Majelis Ulama Indonesia (MUI) mengeluarkan fatwa tentang hukum dan pedoman beraktivitas (muamalah) melalui media sosial. Peluncuran Fatwa MUI Nomor 24 Tahun 2017 ini dilakukan oleh Ketua Umum MUI Maruf Amin dengan memberikannya secara simbolik kepada Menteri Komunikasi dan Informatika (Menkominfo) Rudiantara.
Dikatakan Maruf, fatwa ini sebagai bentuk keprihatian MUI terhadap maraknya konten media sosial yang tidak hanya positif, namun juga negatif. “Jadi ada manfaat dan dosa. Saya enggak berani bilang banyakan manfaat atau dosanya,” kata Maruf di Gedung Kemkominfo, Jakarta Pusat, Senin (05/06).
MUI melihat ujaran kebencian sebagai salah satu unsur yang haram untuk dilakukan. MUI menempatkan ujaran kebencian seperti penyebaran hoax, fitnah, gosip, hingga pemutarbalikan fakta.
"Bahwa penggunaan media digital, khususnya yang berbasis media sosial di tengah masyarakat seringkali tidak disertai dengan tanggung jawab sehingga tidak jarang menjadi sarana untuk penyebaran informasi yang tidak benar, hoax¸ fitnah, ghibah (membicarakan orang yang tidak disukai), namimah (adu domba), gosip, pemutarbalikan fakta, ujaran kebencian, permusuhan, kesimpangsiuran, informasi palsu, dan hal terlarang lainnya yang menyebabkan disharmoni sosial," bunyi salah satu poin dalam fatwa tersebut.

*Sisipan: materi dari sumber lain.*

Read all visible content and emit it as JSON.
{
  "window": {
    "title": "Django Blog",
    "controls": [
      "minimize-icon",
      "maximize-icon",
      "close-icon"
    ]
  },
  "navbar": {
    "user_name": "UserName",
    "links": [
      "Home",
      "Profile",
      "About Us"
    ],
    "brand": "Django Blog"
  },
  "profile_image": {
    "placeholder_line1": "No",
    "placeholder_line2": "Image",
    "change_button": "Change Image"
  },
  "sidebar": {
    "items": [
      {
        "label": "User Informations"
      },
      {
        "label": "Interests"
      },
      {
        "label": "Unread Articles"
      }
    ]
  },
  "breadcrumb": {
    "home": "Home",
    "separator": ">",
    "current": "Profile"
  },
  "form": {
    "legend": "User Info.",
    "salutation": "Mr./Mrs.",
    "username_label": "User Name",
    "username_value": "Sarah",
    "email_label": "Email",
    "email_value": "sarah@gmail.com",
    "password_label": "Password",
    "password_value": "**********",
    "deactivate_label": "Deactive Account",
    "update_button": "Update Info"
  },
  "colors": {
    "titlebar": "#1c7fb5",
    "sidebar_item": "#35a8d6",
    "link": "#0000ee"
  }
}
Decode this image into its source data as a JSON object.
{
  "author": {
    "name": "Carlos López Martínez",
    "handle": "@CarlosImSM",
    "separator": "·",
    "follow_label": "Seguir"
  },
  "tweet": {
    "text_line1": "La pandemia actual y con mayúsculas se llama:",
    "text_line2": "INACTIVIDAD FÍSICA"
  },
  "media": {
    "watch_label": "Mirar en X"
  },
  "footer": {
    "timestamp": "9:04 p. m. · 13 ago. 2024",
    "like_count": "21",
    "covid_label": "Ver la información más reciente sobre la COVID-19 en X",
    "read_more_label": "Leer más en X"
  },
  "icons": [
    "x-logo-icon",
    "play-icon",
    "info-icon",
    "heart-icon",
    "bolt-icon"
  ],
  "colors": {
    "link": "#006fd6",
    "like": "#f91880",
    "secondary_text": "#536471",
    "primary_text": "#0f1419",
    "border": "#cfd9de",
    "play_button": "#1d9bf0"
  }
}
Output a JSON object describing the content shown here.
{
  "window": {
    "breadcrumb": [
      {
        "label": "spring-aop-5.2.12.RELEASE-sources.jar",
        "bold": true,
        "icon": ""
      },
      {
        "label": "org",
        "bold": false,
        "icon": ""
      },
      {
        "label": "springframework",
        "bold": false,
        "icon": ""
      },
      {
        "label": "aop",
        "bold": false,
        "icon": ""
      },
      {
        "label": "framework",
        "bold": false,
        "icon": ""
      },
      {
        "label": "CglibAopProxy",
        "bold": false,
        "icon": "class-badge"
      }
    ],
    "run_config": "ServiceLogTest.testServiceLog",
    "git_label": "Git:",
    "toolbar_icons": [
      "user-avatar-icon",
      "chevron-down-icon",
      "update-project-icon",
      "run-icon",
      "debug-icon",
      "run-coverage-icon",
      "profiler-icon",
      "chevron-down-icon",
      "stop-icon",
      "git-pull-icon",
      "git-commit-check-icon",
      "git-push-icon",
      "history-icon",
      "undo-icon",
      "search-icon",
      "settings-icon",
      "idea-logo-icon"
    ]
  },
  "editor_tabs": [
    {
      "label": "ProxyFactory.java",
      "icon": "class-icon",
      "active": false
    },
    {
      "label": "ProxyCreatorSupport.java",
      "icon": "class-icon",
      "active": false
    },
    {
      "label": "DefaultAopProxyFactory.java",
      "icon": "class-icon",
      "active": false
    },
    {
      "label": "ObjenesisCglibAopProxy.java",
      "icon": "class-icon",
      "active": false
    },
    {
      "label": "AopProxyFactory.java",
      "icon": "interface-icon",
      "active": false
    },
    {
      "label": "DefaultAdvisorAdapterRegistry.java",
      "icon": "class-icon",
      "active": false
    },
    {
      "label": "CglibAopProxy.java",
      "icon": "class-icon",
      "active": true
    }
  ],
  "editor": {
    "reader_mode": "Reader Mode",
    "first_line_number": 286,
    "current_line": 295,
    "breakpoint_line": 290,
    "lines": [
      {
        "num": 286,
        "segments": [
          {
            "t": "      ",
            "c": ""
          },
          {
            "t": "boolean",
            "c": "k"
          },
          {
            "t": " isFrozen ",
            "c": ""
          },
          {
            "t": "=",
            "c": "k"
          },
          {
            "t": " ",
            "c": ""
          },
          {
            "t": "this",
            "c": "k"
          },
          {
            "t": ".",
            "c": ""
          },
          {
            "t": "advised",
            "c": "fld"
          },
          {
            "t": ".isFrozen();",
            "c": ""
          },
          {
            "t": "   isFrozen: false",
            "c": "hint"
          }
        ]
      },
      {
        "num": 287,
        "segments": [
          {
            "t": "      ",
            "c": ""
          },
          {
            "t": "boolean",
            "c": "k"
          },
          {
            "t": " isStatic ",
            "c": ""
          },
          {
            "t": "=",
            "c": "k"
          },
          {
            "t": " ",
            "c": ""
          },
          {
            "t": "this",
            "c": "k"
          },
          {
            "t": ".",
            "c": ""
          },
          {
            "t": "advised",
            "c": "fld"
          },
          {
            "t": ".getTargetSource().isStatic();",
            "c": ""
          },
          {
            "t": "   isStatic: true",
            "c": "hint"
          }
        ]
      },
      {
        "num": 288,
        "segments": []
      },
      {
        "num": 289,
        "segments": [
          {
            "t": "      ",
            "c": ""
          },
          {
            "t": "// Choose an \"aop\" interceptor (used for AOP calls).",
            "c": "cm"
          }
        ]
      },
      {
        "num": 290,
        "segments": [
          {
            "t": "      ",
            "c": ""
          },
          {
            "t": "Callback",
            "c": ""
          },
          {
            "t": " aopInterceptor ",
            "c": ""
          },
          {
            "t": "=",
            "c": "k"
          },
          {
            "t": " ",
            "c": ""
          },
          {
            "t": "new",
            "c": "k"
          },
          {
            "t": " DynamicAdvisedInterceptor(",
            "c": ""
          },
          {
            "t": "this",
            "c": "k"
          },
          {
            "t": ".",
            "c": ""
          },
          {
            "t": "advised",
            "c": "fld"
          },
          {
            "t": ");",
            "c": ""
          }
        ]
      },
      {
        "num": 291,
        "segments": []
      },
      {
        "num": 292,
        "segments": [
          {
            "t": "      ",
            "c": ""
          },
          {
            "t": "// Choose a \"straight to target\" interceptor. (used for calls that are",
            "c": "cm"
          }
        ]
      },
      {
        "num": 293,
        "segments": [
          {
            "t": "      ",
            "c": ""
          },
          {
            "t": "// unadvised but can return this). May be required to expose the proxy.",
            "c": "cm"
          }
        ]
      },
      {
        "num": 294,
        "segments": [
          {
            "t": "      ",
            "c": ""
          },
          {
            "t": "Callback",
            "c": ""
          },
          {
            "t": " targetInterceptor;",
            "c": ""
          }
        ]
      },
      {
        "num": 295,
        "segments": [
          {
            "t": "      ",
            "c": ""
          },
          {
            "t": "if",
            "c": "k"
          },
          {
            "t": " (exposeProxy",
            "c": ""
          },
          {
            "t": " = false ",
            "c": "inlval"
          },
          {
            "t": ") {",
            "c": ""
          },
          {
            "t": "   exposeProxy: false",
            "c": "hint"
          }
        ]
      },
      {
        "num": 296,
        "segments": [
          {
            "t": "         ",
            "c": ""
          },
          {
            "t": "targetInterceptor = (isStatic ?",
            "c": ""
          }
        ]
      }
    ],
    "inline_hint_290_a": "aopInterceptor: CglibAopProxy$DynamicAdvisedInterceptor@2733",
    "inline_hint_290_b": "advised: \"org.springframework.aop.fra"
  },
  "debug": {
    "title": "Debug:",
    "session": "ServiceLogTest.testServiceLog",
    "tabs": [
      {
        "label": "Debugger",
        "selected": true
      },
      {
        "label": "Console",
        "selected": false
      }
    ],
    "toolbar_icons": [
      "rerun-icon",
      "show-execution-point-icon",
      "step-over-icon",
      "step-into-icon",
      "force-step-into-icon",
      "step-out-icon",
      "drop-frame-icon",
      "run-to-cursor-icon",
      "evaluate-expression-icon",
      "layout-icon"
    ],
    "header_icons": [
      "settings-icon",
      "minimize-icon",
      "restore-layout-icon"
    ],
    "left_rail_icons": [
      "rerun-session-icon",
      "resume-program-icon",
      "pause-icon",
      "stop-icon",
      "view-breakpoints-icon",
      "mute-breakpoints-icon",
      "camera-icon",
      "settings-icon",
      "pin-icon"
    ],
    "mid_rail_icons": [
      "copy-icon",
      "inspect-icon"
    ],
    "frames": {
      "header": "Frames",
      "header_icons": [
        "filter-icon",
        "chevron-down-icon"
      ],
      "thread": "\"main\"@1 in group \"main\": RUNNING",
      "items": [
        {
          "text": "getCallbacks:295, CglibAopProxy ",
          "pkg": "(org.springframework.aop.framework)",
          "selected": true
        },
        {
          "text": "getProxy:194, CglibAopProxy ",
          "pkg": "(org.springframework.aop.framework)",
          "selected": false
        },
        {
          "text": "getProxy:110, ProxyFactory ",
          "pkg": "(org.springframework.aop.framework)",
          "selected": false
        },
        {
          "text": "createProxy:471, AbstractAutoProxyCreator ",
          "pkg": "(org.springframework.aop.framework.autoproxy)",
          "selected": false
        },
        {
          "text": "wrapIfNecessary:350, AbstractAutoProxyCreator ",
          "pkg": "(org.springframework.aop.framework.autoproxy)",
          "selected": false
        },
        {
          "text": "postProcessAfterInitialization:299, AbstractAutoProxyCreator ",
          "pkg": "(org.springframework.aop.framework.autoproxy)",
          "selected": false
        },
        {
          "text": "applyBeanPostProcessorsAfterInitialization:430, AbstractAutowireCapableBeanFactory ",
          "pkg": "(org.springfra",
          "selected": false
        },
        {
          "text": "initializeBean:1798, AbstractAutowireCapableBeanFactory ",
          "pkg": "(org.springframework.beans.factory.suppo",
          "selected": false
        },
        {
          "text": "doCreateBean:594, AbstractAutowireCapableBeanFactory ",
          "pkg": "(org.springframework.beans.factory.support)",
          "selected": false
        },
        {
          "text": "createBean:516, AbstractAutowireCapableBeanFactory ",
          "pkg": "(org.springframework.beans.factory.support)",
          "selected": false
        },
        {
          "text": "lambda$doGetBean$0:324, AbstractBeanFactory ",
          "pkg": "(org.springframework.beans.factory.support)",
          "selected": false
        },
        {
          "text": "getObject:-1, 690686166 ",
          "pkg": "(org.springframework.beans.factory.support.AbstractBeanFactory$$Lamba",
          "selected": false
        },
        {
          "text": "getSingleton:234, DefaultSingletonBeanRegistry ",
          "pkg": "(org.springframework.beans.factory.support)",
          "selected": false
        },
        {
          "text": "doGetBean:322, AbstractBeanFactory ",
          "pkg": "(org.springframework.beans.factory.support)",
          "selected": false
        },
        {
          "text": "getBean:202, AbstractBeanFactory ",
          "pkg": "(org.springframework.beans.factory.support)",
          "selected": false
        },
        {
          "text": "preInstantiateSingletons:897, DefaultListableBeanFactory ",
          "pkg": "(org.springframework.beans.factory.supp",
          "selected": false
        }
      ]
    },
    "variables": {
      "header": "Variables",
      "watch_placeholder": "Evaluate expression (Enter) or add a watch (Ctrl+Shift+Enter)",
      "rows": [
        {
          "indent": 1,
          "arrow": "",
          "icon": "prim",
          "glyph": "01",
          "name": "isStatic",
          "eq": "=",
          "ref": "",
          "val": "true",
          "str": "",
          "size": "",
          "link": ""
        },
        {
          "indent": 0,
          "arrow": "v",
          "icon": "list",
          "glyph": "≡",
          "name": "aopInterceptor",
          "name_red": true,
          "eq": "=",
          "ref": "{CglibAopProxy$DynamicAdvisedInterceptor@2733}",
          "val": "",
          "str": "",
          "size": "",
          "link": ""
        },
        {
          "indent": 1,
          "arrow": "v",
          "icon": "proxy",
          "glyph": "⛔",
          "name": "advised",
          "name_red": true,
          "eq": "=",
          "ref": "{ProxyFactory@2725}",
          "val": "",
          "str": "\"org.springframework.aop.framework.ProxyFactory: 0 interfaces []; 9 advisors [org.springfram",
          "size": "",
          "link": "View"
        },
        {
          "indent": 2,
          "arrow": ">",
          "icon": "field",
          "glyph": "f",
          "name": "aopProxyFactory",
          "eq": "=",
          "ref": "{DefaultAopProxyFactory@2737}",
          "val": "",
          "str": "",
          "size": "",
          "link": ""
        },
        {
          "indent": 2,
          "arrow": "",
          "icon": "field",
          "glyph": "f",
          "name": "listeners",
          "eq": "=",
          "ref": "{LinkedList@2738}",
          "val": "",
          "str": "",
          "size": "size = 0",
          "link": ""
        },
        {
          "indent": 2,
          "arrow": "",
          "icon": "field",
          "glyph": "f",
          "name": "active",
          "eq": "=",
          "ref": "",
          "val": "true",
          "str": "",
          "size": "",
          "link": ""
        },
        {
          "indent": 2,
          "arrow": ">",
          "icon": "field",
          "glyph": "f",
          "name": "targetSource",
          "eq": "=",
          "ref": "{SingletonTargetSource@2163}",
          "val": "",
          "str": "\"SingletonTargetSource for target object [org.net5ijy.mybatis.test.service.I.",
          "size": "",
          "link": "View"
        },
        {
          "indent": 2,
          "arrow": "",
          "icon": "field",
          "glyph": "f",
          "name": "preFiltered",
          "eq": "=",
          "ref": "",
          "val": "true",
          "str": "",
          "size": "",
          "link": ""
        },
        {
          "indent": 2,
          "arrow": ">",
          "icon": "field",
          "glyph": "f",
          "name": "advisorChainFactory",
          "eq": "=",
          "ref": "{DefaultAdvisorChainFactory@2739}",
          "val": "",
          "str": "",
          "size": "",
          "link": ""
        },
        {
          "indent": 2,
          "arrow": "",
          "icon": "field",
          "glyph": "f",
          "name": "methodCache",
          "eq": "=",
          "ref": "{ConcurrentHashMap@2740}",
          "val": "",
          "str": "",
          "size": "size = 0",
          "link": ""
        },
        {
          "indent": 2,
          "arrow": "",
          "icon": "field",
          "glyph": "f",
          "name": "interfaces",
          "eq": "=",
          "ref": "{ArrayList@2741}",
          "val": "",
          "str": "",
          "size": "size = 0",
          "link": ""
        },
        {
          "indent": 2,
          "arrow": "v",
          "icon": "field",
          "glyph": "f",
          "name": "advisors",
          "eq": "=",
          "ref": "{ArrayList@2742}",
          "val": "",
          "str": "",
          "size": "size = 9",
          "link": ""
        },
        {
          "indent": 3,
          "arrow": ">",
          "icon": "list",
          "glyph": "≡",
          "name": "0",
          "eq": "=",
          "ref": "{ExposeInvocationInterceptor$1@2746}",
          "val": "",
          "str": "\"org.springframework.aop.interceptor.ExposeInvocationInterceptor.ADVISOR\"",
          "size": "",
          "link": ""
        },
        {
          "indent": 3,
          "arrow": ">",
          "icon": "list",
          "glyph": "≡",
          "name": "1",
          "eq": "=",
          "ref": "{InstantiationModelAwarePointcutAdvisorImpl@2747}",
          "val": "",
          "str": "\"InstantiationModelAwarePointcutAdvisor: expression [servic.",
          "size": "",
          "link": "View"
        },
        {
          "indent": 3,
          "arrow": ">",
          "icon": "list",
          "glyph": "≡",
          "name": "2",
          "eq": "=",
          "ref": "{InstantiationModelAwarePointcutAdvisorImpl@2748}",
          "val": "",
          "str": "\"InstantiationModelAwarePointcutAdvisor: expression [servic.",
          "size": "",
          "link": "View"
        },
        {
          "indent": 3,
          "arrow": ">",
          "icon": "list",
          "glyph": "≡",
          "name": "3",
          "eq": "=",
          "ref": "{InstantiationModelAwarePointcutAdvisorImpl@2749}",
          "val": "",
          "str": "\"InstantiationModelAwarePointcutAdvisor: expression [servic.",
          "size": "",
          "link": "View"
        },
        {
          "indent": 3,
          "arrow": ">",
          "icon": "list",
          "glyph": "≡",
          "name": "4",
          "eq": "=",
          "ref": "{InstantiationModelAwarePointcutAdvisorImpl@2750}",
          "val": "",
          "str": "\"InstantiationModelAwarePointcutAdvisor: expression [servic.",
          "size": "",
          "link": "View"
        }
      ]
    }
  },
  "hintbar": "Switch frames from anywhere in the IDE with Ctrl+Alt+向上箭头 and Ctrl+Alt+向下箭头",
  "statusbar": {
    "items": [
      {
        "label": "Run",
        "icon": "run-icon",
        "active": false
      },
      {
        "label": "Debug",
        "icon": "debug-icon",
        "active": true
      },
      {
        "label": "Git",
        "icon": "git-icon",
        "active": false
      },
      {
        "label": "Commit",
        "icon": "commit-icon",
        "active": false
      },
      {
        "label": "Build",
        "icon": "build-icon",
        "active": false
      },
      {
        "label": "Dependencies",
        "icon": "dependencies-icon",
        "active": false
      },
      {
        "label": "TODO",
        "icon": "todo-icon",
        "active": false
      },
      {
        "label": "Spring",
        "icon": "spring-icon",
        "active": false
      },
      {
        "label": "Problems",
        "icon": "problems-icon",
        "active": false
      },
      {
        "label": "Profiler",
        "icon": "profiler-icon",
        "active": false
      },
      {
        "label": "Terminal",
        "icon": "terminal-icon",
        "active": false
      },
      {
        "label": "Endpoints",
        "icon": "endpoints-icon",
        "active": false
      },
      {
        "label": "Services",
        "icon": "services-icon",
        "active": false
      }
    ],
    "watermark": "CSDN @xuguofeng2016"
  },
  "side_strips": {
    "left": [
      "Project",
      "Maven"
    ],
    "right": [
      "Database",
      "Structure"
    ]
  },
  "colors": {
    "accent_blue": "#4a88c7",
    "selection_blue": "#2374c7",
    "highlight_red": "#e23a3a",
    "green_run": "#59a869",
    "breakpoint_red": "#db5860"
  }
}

Menurut MUI, penyebaran hoax hingga ujaran kebencian itu memiliki berbagai motif seperti untuk memperoleh simpati hingga menjadi lahan pekerjaan. Untuk itulah, MUI mengeluarkan fatwa untuk dijadikan pedoman. MUI pun menyebut perbuatan seperti itu adalah hal yang haram untuk dilakukan.
“Memproduksi, menyebarkan dan/atau membuat dapat diaksesnya konten/informasi tentang hoax, ghibah, fitnah, namimah, aib, bullying, ujaran kebencian, dan hal-hal lain sejenis terkait pribadi kepada orang lain dan/atau khalayak hukumnya haram," tulis MUI dalam fatwanya.
Apabila nantinya seseorang telah melakukan tindakan itu dan bersalah, maka menurut MUI, orang itu harus bertobat. Selain itu, orang itu harus meminta maaf pada pihak yang dirugikan serta berjanji untuk tidak mengulangi perbuatan yang sama.
"Orang yang bersalah telah menyebarkan informasi hoax, ghibah, fitnah, namimah, aib, ujaran kebencian, dan hal-hal lain sejenis kepada khalayak, baik sengaja atau tidak tahu, harus bertobat dengan meminta ampun kepada Allah (istighfar) serta; (i) meminta maaf kepada pihak yang dirugikan (ii) menyesali perbuatannya; (iii) dan komitmen tidak akan mengulangi," sebut Fatwa MUI.